For Jones, the anarchists have wrongly drawn lessons from nature and are now consigned to the fringes of politics, “sidelined by the iron rules of greed that rule the globe.” Of course, the fact that the major anarchist movements in the world were crushed by the iron rule of fascism and communism goes unmentioned. Nor is the fact that anarchism is growing as more and more people are becoming aware that co-operation by the many against the greed of the few is in their self-interest.

But this is beside the point, given the massive contradiction this exposes in Jones’ argument. Earlier in Coral, he had warned against drawing political or ethical lessons from biology, stating that “to scientists neither symbiosis nor the struggle for existence has much of a message for human affairs.” He attacks philosophers like Nietzsche and political thinkers like Marx for drawing lessons for human society from nature. This is forgotten when he turns to Kropotkin. Then we have an assertion that the “iron rule of greed” is a universal law of nature. Apparently nature does have a message for human affairs after all and it just happens to co-incidence with the dominant economic system and the interests of its ruling elite.

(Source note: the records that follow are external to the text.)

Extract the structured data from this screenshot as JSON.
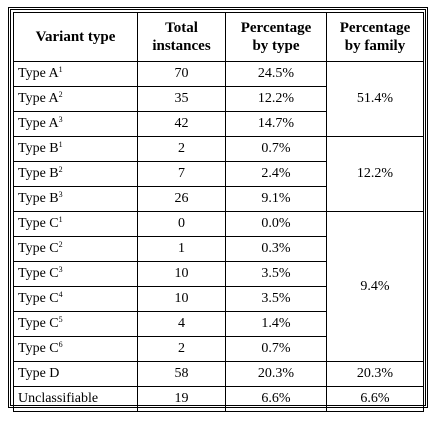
{
  "table": {
    "headers": [
      "Variant type",
      "Total instances",
      "Percentage by type",
      "Percentage by family"
    ],
    "header_lines": [
      [
        "Variant type"
      ],
      [
        "Total",
        "instances"
      ],
      [
        "Percentage",
        "by type"
      ],
      [
        "Percentage",
        "by family"
      ]
    ],
    "rows": [
      {
        "base": "Type A",
        "sup": "1",
        "instances": "70",
        "pct_type": "24.5%"
      },
      {
        "base": "Type A",
        "sup": "2",
        "instances": "35",
        "pct_type": "12.2%"
      },
      {
        "base": "Type A",
        "sup": "3",
        "instances": "42",
        "pct_type": "14.7%"
      },
      {
        "base": "Type B",
        "sup": "1",
        "instances": "2",
        "pct_type": "0.7%"
      },
      {
        "base": "Type B",
        "sup": "2",
        "instances": "7",
        "pct_type": "2.4%"
      },
      {
        "base": "Type B",
        "sup": "3",
        "instances": "26",
        "pct_type": "9.1%"
      },
      {
        "base": "Type C",
        "sup": "1",
        "instances": "0",
        "pct_type": "0.0%"
      },
      {
        "base": "Type C",
        "sup": "2",
        "instances": "1",
        "pct_type": "0.3%"
      },
      {
        "base": "Type C",
        "sup": "3",
        "instances": "10",
        "pct_type": "3.5%"
      },
      {
        "base": "Type C",
        "sup": "4",
        "instances": "10",
        "pct_type": "3.5%"
      },
      {
        "base": "Type C",
        "sup": "5",
        "instances": "4",
        "pct_type": "1.4%"
      },
      {
        "base": "Type C",
        "sup": "6",
        "instances": "2",
        "pct_type": "0.7%"
      },
      {
        "base": "Type D",
        "sup": "",
        "instances": "58",
        "pct_type": "20.3%"
      },
      {
        "base": "Unclassifiable",
        "sup": "",
        "instances": "19",
        "pct_type": "6.6%"
      }
    ],
    "families": [
      {
        "name": "A",
        "pct": "51.4%"
      },
      {
        "name": "B",
        "pct": "12.2%"
      },
      {
        "name": "C",
        "pct": "9.4%"
      },
      {
        "name": "D",
        "pct": "20.3%"
      },
      {
        "name": "Unclassifiable",
        "pct": "6.6%"
      }
    ]
  }
}
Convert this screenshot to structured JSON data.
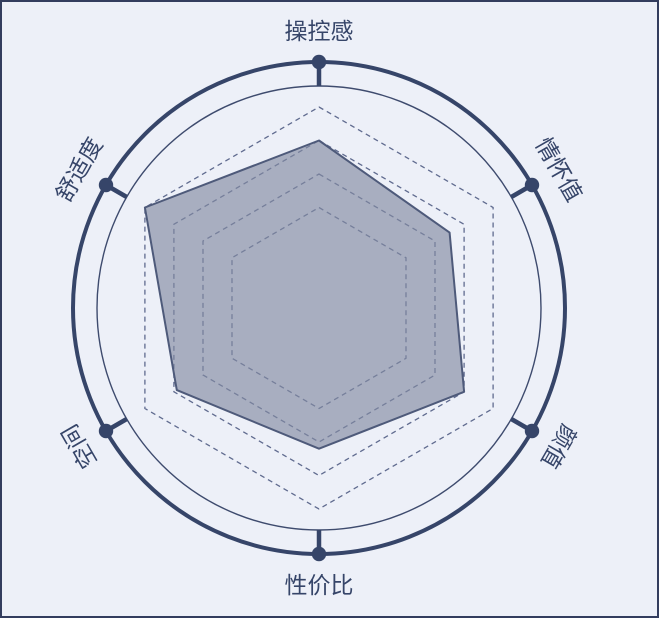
{
  "chart_data": {
    "type": "radar",
    "title": "",
    "grid_shape": "hexagon-dashed",
    "outer_circle": true,
    "indicators": [
      {
        "label": "操控感",
        "angle_deg": 90,
        "label_rotate": 0
      },
      {
        "label": "情怀值",
        "angle_deg": 30,
        "label_rotate": 60
      },
      {
        "label": "颜值",
        "angle_deg": -30,
        "label_rotate": 120
      },
      {
        "label": "性价比",
        "angle_deg": -90,
        "label_rotate": 0
      },
      {
        "label": "空间",
        "angle_deg": 210,
        "label_rotate": -120
      },
      {
        "label": "舒适度",
        "angle_deg": 150,
        "label_rotate": -60
      }
    ],
    "scale": {
      "min": 0,
      "max": 6,
      "grid_rings": [
        3,
        4,
        5,
        6
      ]
    },
    "series": [
      {
        "name": "rating",
        "values": [
          5.0,
          4.5,
          5.0,
          4.2,
          4.9,
          6.0
        ]
      }
    ],
    "legend": [],
    "grid_on": true,
    "legend_position": "none"
  },
  "style": {
    "background_color": "#edf0f8",
    "frame_border_color": "#333d5e",
    "axis_color": "#364569",
    "inner_circle_color": "#3e4b6e",
    "grid_dash_color": "#46537c",
    "series_fill_color": "#838aa2",
    "series_fill_opacity": 0.65,
    "series_stroke_color": "#4e5a7a",
    "label_color": "#364569"
  }
}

Significantly, Kropotkin considered Mutual Aid as an attempt to write a history of evolution from below, from the perspective of the oppressed. As he put it, history, “such as it has hitherto been written, is almost entirely a description of the ways and means by which theocracy, military power, autocracy, and, later on, the richer classes’ rule have been promoted, established, and maintained.” The “mutual aid factor has been hitherto totally lost sight of; it was simply denied, or even scoffed at.”

Sadly, Jones seems to have contributed to this denial and scoffing and, in the process, exposed his ignorance of the subject he is attacking. Surely the job of editors is to pick up such elementary errors? Stephen J. Gould’s “Kropotkin was no crackpot” (in his Bully for Brontosaurus) covers this ground more accurately and more sympathetically. Or, then again, you could read Kropotkin’s book or, if that is too much work, consult its sub-title: “A factor of evolution.”